Even as he grew up in Chambéry, in that part of Europe known as Savoy, a hot wind whistled through the soul of Benoit La Borgne, later known as Benoit de Boigne, bringing with it fancies very much out of place in the simple priest’s home that he was born in. In that quiet place of gentle candlelight and musty piety, La Borgne read, again and again, an ancient, tattered copy of a book called The Romance of Alexander, with Stories of Aristotle, by a Prussian officer named Blunt. La Borgne read, and dreamt of hidden treasures, turbaned warriors and princesses in distress; he played strange, wild music on an out-of-tune piano, took fencing lessons and surprised his master with the ferocity and determination of his thrusts. He spent much of his time at a stream that ran through the family’s property, where a water-mill rotated endlessly, grinding, crushing; he liked to go inside, to sit on old wood and watch the wheels spin, driving the faithful machinery in predictable patterns.
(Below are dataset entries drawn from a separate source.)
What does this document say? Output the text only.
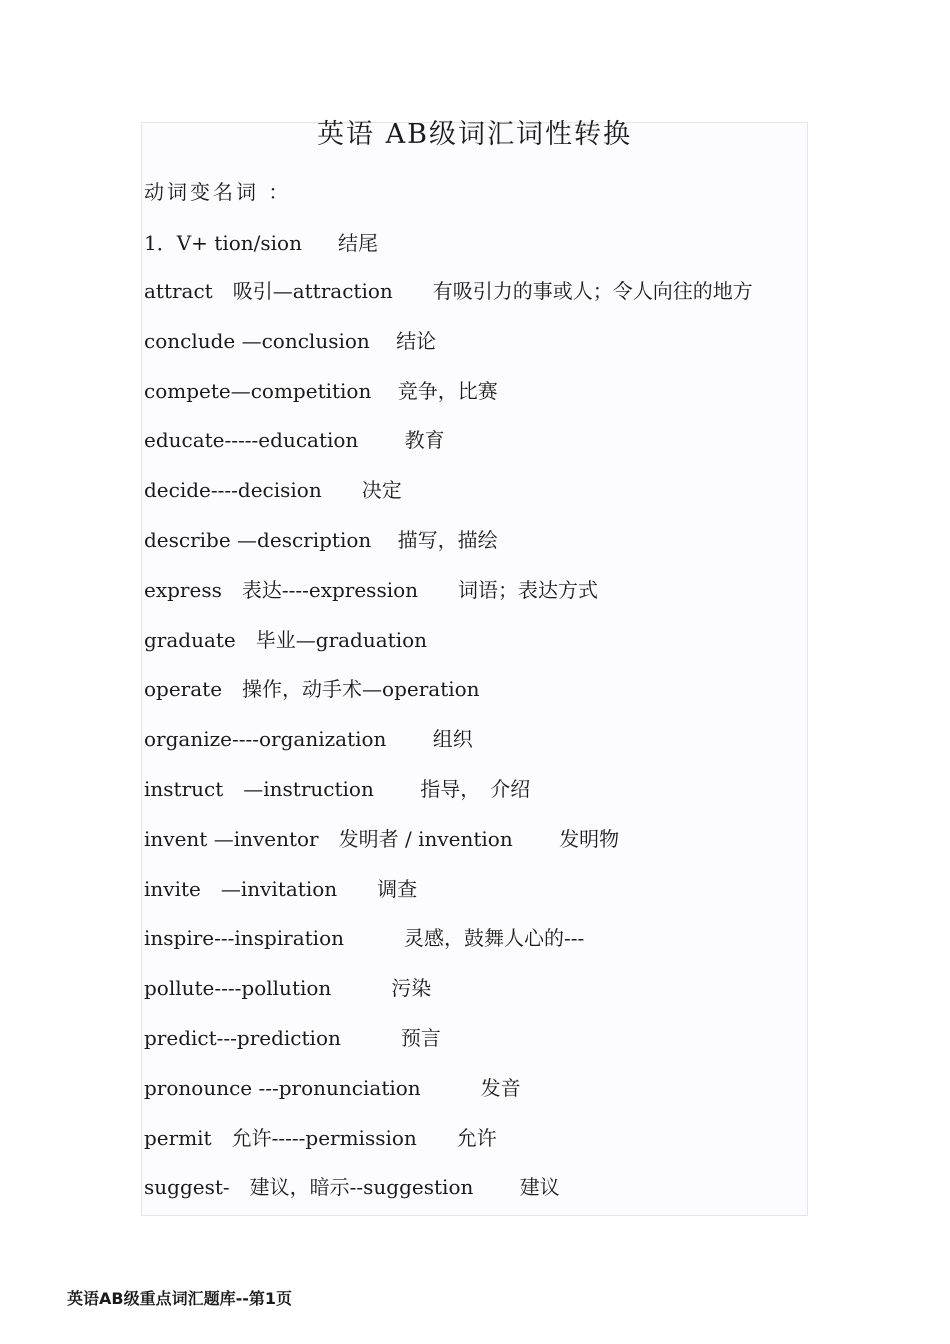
英语 AB级词汇词性转换
动词变名词 ：
1．V+ tion/sion 结尾
attract　吸引—attraction　　有吸引力的事或人；令人向往的地方
conclude —conclusion　 结论
compete—competition　 竞争，比赛
educate-----education　　 教育
decide----decision　　决定
describe —description　 描写，描绘
express　表达----expression　　词语；表达方式
graduate　毕业—graduation
operate　操作，动手术—operation
organize----organization　　 组织
instruct　—instruction　　 指导，　介绍
invent —inventor　发明者 / invention　　 发明物
invite　—invitation　　调查
inspire---inspiration　　　灵感，鼓舞人心的---
pollute----pollution　　　污染
predict---prediction　　　预言
pronounce ---pronunciation　　　发音
permit　允许-----permission　　允许
suggest-　建议，暗示--suggestion　　 建议
英语AB级重点词汇题库--第1页
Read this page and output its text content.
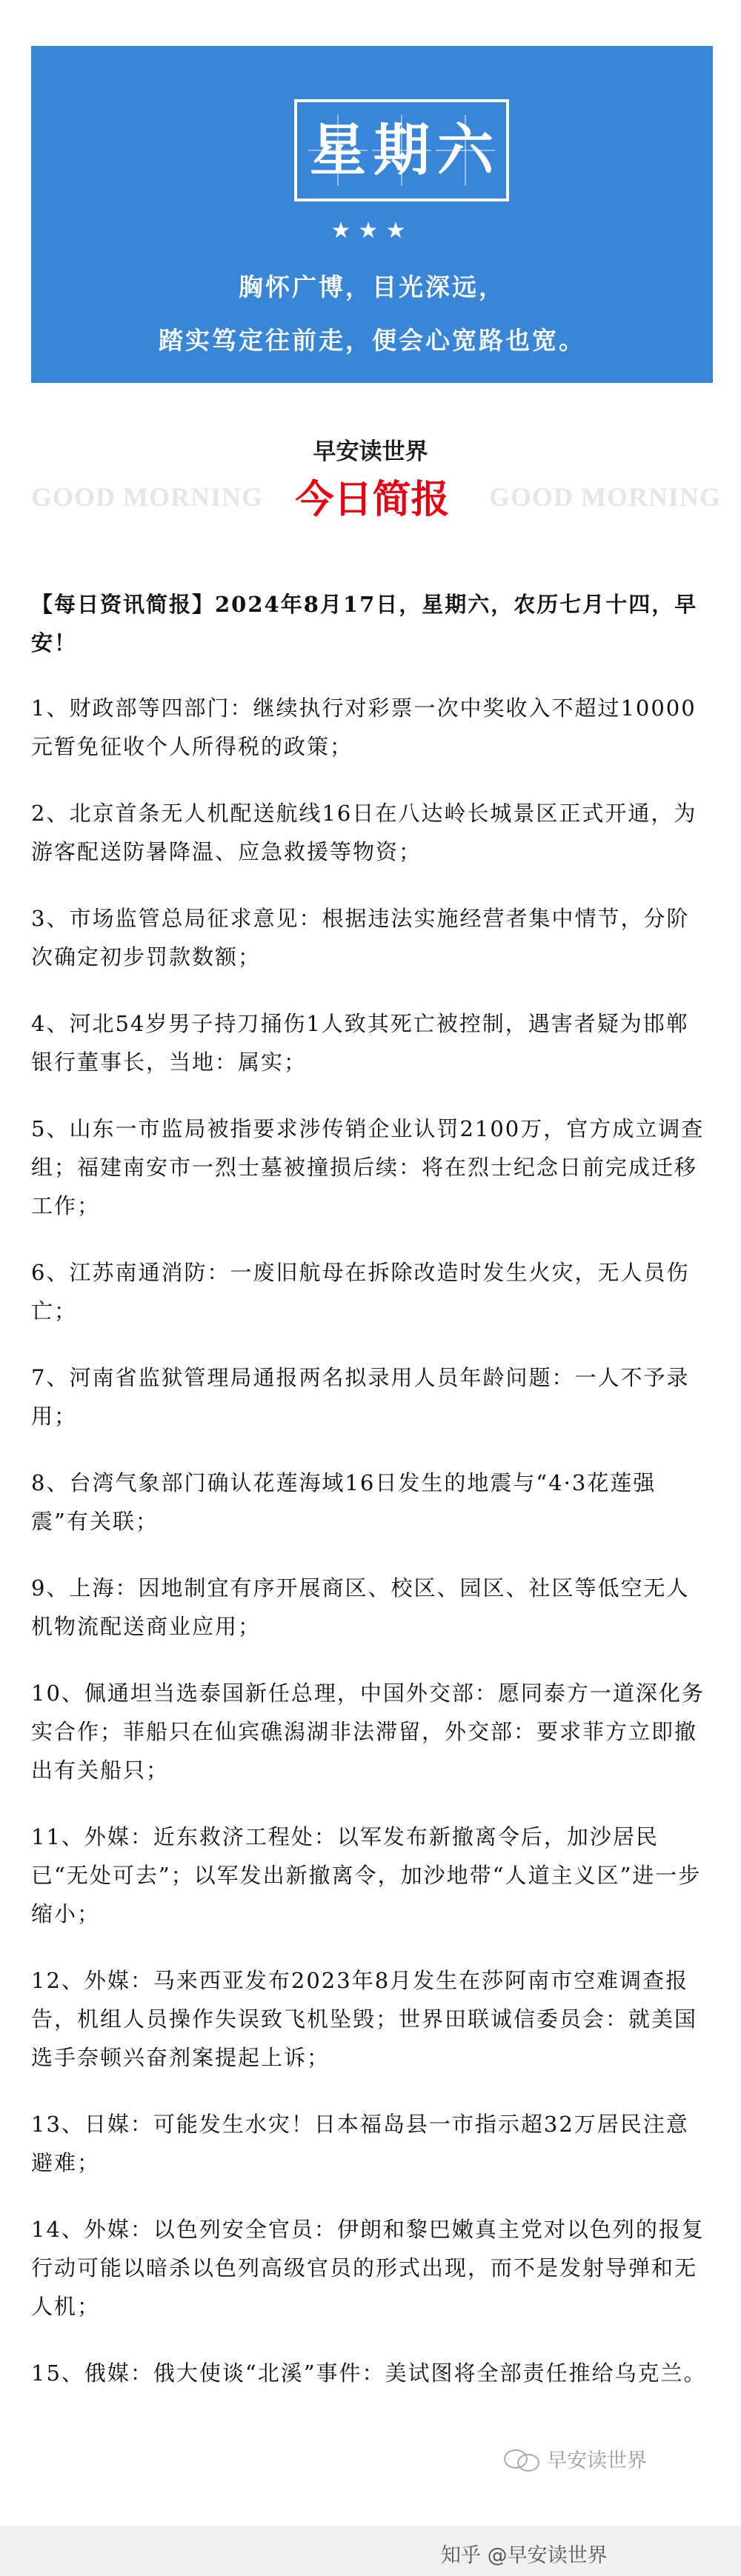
星 期 六
★★★
胸怀广博，目光深远，
踏实笃定往前走，便会心宽路也宽。
早安读世界
GOOD MORNING 今日简报	GOOD MORNING

【每日资讯简报】2024年8月17日，星期六，农历七月十四，早安！

1、财政部等四部门：继续执行对彩票一次中奖收入不超过10000元暂免征收个人所得税的政策；

2、北京首条无人机配送航线16日在八达岭长城景区正式开通，为游客配送防暑降温、应急救援等物资；

3、市场监管总局征求意见：根据违法实施经营者集中情节，分阶次确定初步罚款数额；

4、河北54岁男子持刀捅伤1人致其死亡被控制，遇害者疑为邯郸银行董事长，当地：属实；

5、山东一市监局被指要求涉传销企业认罚2100万，官方成立调查组；福建南安市一烈士墓被撞损后续：将在烈士纪念日前完成迁移工作；

6、江苏南通消防：一废旧航母在拆除改造时发生火灾，无人员伤亡；

7、河南省监狱管理局通报两名拟录用人员年龄问题：一人不予录用；

8、台湾气象部门确认花莲海域16日发生的地震与“4·3花莲强震”有关联；

9、上海：因地制宜有序开展商区、校区、园区、社区等低空无人机物流配送商业应用；

10、佩通坦当选泰国新任总理，中国外交部：愿同泰方一道深化务实合作；菲船只在仙宾礁潟湖非法滞留，外交部：要求菲方立即撤出有关船只；

11、外媒：近东救济工程处：以军发布新撤离令后，加沙居民已“无处可去”；以军发出新撤离令，加沙地带“人道主义区”进一步缩小；

12、外媒：马来西亚发布2023年8月发生在莎阿南市空难调查报告，机组人员操作失误致飞机坠毁；世界田联诚信委员会：就美国选手奈顿兴奋剂案提起上诉；

13、日媒：可能发生水灾！日本福岛县一市指示超32万居民注意避难；

14、外媒：以色列安全官员：伊朗和黎巴嫩真主党对以色列的报复行动可能以暗杀以色列高级官员的形式出现，而不是发射导弹和无人机；

15、俄媒：俄大使谈“北溪”事件：美试图将全部责任推给乌克兰。

早安读世界
知乎 @早安读世界
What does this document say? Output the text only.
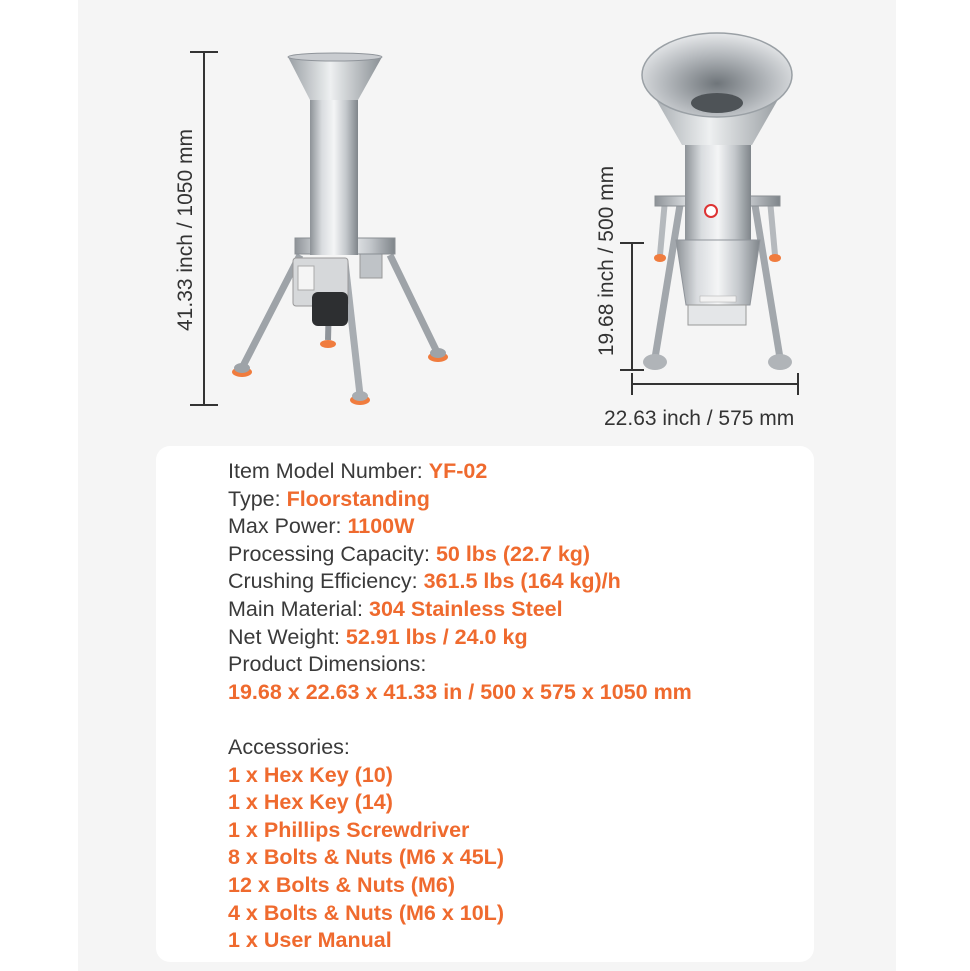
41.33 inch / 1050 mm	19.68 inch / 500 mm
22.63 inch / 575 mm
Item Model Number: YF-02
Type: Floorstanding
Max Power: 1100W
Processing Capacity: 50 lbs (22.7 kg)
Crushing Efficiency: 361.5 lbs (164 kg)/h
Main Material: 304 Stainless Steel
Net Weight: 52.91 lbs / 24.0 kg
Product Dimensions:
19.68 x 22.63 x 41.33 in / 500 x 575 x 1050 mm
Accessories:
1 x Hex Key (10)
1 x Hex Key (14)
1 x Phillips Screwdriver
8 x Bolts & Nuts (M6 x 45L)
12 x Bolts & Nuts (M6)
4 x Bolts & Nuts (M6 x 10L)
1 x User Manual
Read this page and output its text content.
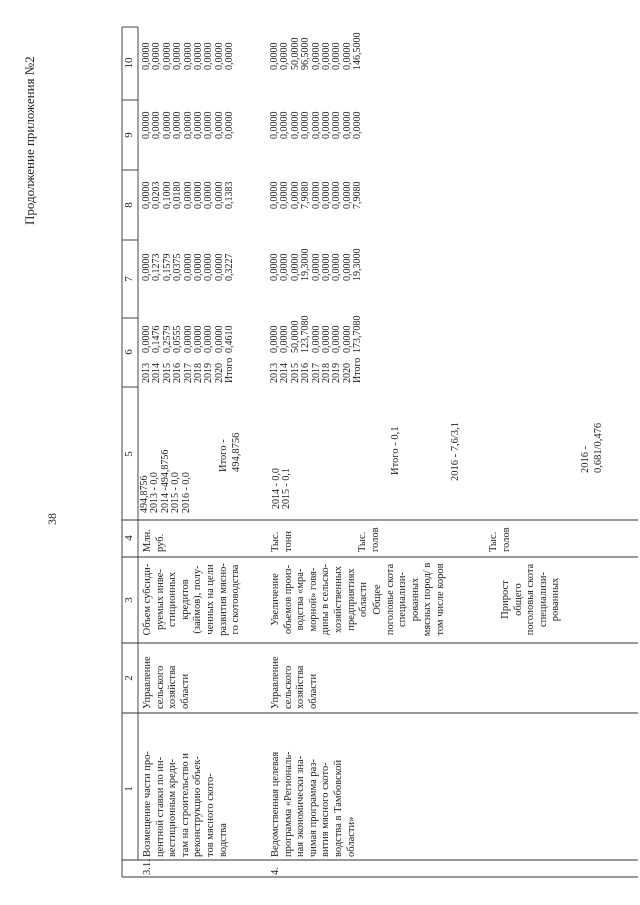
38
Продолжение приложения №2
1
2
3
4
5
6
7
8
9
10
3.1.
Возмещение части про-
центной ставки по ин-
вестиционным креди-
там на строительство и
реконструкцию объек-
тов мясного ското-
водства
Управление
сельского
хозяйства
области
Объем субсиди-
руемых инве-
стиционных
кредитов
(займов), полу-
ченных на цели
развития мясно-
го скотоводства
Млн.
руб.
494,8756
2013 - 0,0
2014 -494,8756
2015 - 0,0
2016 - 0,0
Итого -
494,8756
2013
2014
2015
2016
2017
2018
2019
2020
Итого
0,0000
0,1476
0,2579
0,0555
0,0000
0,0000
0,0000
0,0000
0,4610
0,0000
0,1273
0,1579
0,0375
0,0000
0,0000
0,0000
0,0000
0,3227
0,0000
0,0203
0,1000
0,0180
0,0000
0,0000
0,0000
0,0000
0,1383
0,0000
0,0000
0,0000
0,0000
0,0000
0,0000
0,0000
0,0000
0,0000
0,0000
0,0000
0,0000
0,0000
0,0000
0,0000
0,0000
0,0000
0,0000
4.
Ведомственная целевая
программа «Региональ-
ная экономически зна-
чимая программа раз-
вития мясного ското-
водства в Тамбовской
области»
Управление
сельского
хозяйства
области
Увеличение
объемов произ-
водства «мра-
морной» говя-
дины в сельско-
хозяйственных
предприятиях
области
Тыс.
тонн
2014 - 0,0
2015 - 0,1	Итого - 0,1
2013
2014
2015
2016
2017
2018
2019
2020
Итого
0,0000
0,0000
50,0000
123,7080
0,0000
0,0000
0,0000
0,0000
173,7080
0,0000
0,0000
0,0000
19,3000
0,0000
0,0000
0,0000
0,0000
19,3000
0,0000
0,0000
0,0000
7,9080
0,0000
0,0000
0,0000
0,0000
7,9080
0,0000
0,0000
0,0000
0,0000
0,0000
0,0000
0,0000
0,0000
0,0000
0,0000
0,0000
50,0000
96,5000
0,0000
0,0000
0,0000
0,0000
146,5000
Общее
поголовье скота
специализи-
рованных
мясных пород/ в
том числе коров
Тыс.
голов
2016 - 7,6/3,1
Прирост
общего
поголовья скота
специализи-
рованных
Тыс.
голов
2016 -
0,681/0,476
The workers in that mill grew used to the sight of Benoit La Borgne seated with his chin cupped in a hand, hypnotized by the regularity of the click-click-clicking gears. In that even, metronomic motion, the boy and then the man found a kind of peace; as the myriad grains, gritty and jostling against each other, descended into the hopper to emerge as finely-ground, white, even powder, La Borgne nurtured the other world within him, entertained and enthralled.